I recently read in the newspapers (after having been pointed in the right direction by my father) that the Literary Review judging panel for the Bad Sex in Fiction awards has chosen not to include the latest Bridget Jones novel on its shortlist, despite what is said to be a fairly fruity description of the eponymous heroine’s encounter with an ex-Army officer. Woody Guthrie made the shortlist, however, with a long-lost novel written in 1947 and published this year, as did various other novels I must admit to not having come across.
When I was working there, I was lucky – or unlucky – enough to have the job of skimming through the novels recommended for the ‘prize’ by readers, identifying the worst-written sex scenes. It did put me off a few otherwise probably perfectly good books – as Auberon Waugh intended, when he set up the prize to try to dissuade authors from ruining otherwise good novels with unnecessary and badly written descriptions of sex.
Unfortunately I very much doubt I’ll be in a position to attend the Bad Sex awards this year – always a riotously entertaining evening (the worst passages from the shortlisted books are read out by actors) and a good chance to catch up with my former Literary Review colleagues; it’s usually sponsored by a gin producer, too, which certainly adds to the appeal.
However, my passion for books (as well as newspapers and magazines) remains undiminished, and in some ways this enforced period of isolation is a good chance to get more reading done. I’m sometimes a bit too sleepy to really concentrate on a book, but I’ve enjoyed the snippets of news provided by The Week, as well as Private Eye; The Economist is sitting on my shelf, too, but I haven’t made a start on that yet. I have a digital subscription to The Times, which has proved very worthwhile, too, although I’m yet to tackle the crossword since being in hospital.
Meanwhile I’ve been reading Damian McBride’s fascinating Power Trip: A Decade of Policy, Plots and Spin – however bad his behaviour as Gordon Brown’s spin doctor, he writes extremely well and provides a superb insight into the workings of the political world when he was embedded within it.
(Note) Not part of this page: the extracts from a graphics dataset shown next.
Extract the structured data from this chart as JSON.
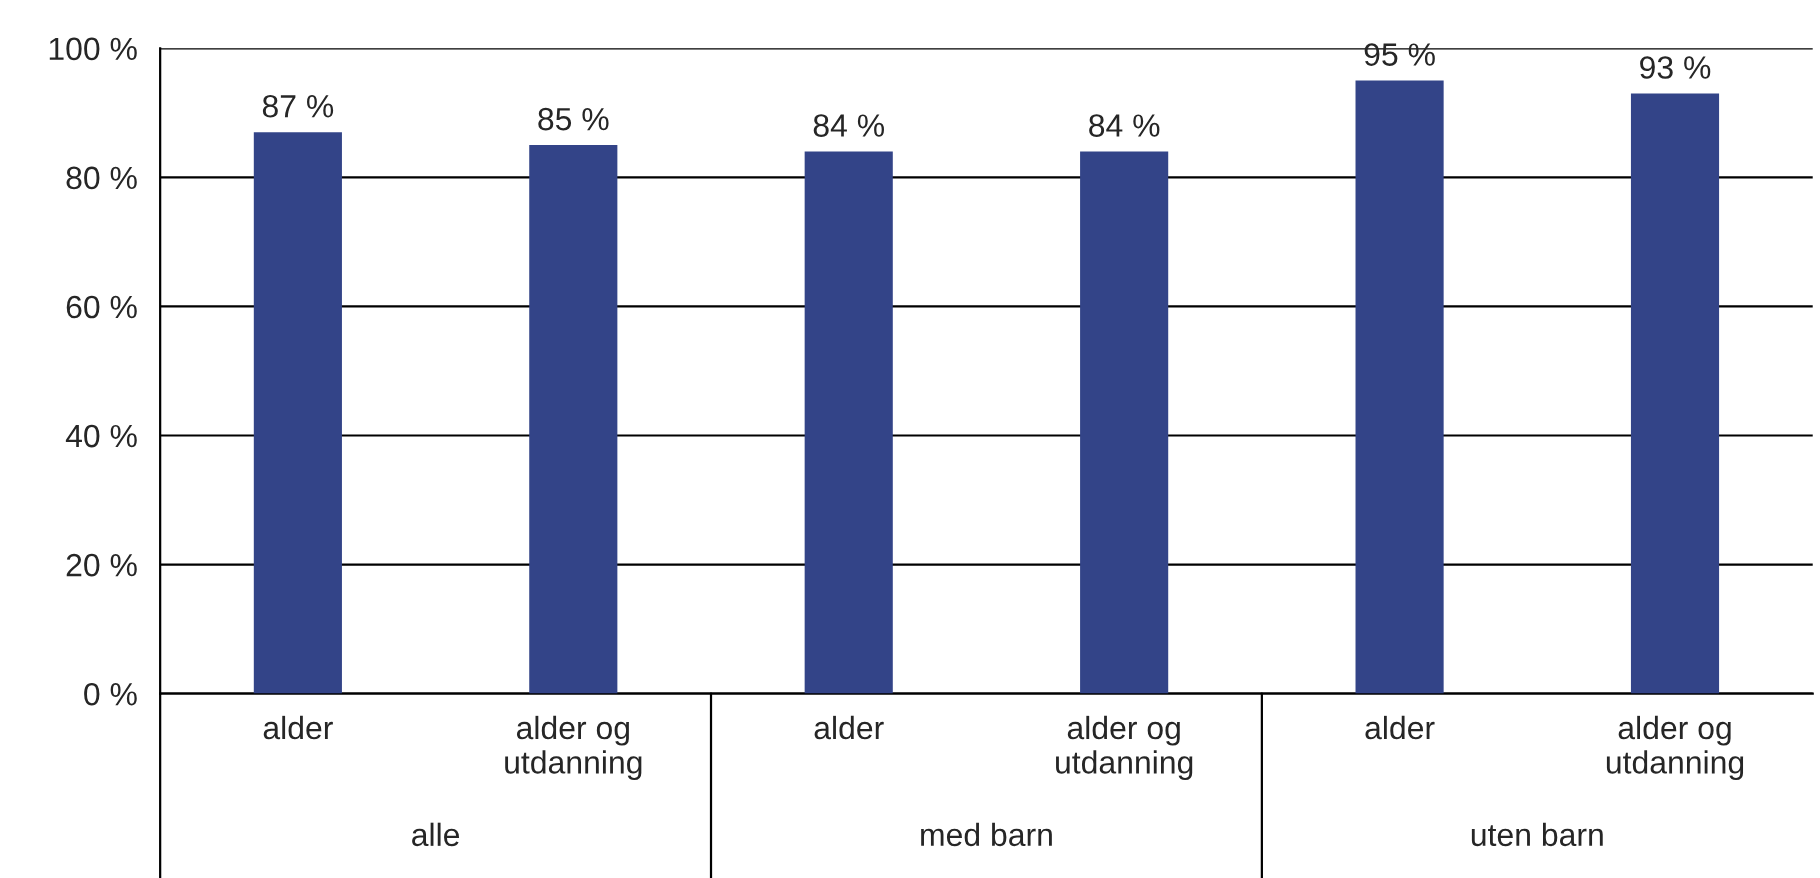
{
  "chart_data": {
    "type": "bar",
    "categories": [
      "alder",
      "alder og\nutdanning",
      "alder",
      "alder og\nutdanning",
      "alder",
      "alder og\nutdanning"
    ],
    "values": [
      87,
      85,
      84,
      84,
      95,
      93
    ],
    "value_labels": [
      "87 %",
      "85 %",
      "84 %",
      "84 %",
      "95 %",
      "93 %"
    ],
    "color": "#334488",
    "annotations": [
      "alle",
      "med barn",
      "uten barn"
    ],
    "ylim": [
      0,
      100
    ],
    "yticks": [
      {
        "value": 0,
        "label": "0 %"
      },
      {
        "value": 20,
        "label": "20 %"
      },
      {
        "value": 40,
        "label": "40 %"
      },
      {
        "value": 60,
        "label": "60 %"
      },
      {
        "value": 80,
        "label": "80 %"
      },
      {
        "value": 100,
        "label": "100 %"
      }
    ],
    "grid": "y"
  }
}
He works at CAFOD as Head of External Communications, which covers Mariacristina’s department, so I’ve met him a couple of times – he comes across as very intelligent, and pleased to be out of the bear pit of politics.
Beyond that, I have a few novels – more my usual stamping ground – lined up that I’m pretty excited about: The Hundred-Year-Old Man Who Climbed Out of the Window and Disappeared (by Jonas Jonasson), The Unlikely Pilgrimage of Harold Fry (by Rachel Joyce) and Jasper Fforde’s The Eyre Affair – I’ve read a couple of others by Fforde and thoroughly enjoyed them, whereas I think the other two are by first-time novelists. I also have Stephen Fry’s The Fry Chronicles, which will no doubt be erudite, entertaining and well written. Thank you to those who gave me these books.
Thank you, too, for iTunes vouchers; so far I’ve downloaded albums by London Grammar, The National, Mumford & Sons and David Bowie, but any recommendations would be much appreciated. It’s good to be able to plug in and drift off to good music when I’m not feeling very energetic.
I’ve also transferred my iTunes music to the Google Play cloud, mainly in anticipation of more tiring times to come (specifically the bone marrow transplant), when I will probably often just want to listen to music but won’t feel up to anything more complicated than finding a tune on my phone and listening to it through my earphones. And I’m lazy, so it’s good not to need to fire up my laptop every time…
My laptop, though, has been useful as a DVD player, enabling me and Mariacristina to make our way through Breaking Bad (we’re only on Season 2, so no spoilers, please!) and Harriet and me to watch Homeland together (Season 1, so again no spoilers…). They’ve both been excellent so far. I’ve also been watching a bit of Vikings on LoveFilm after guests have gone in the evening; it’s quite good, but I don’t feel I have to concentrate too much, so it’s perfect for the time before dropping off.
So, between my vast entertainment options and writing this blog, not to mention the enormous potential of this so-called ‘internet’ thing, I have plenty to keep me busy.
This is good news, as my white blood cell and neutrophil counts are still hovering around 0.0, so I’m still having to patiently await an increase and subsequent release. My haemoglobin is down at 82 (threshold for a blood transfusion is usually 80) and platelets were 13 yesterday (threshold for transfusion is 10), which is probably why I’m feeling a bit weary today, but I’ll probably get some blood products – that’s what they call them – tomorrow.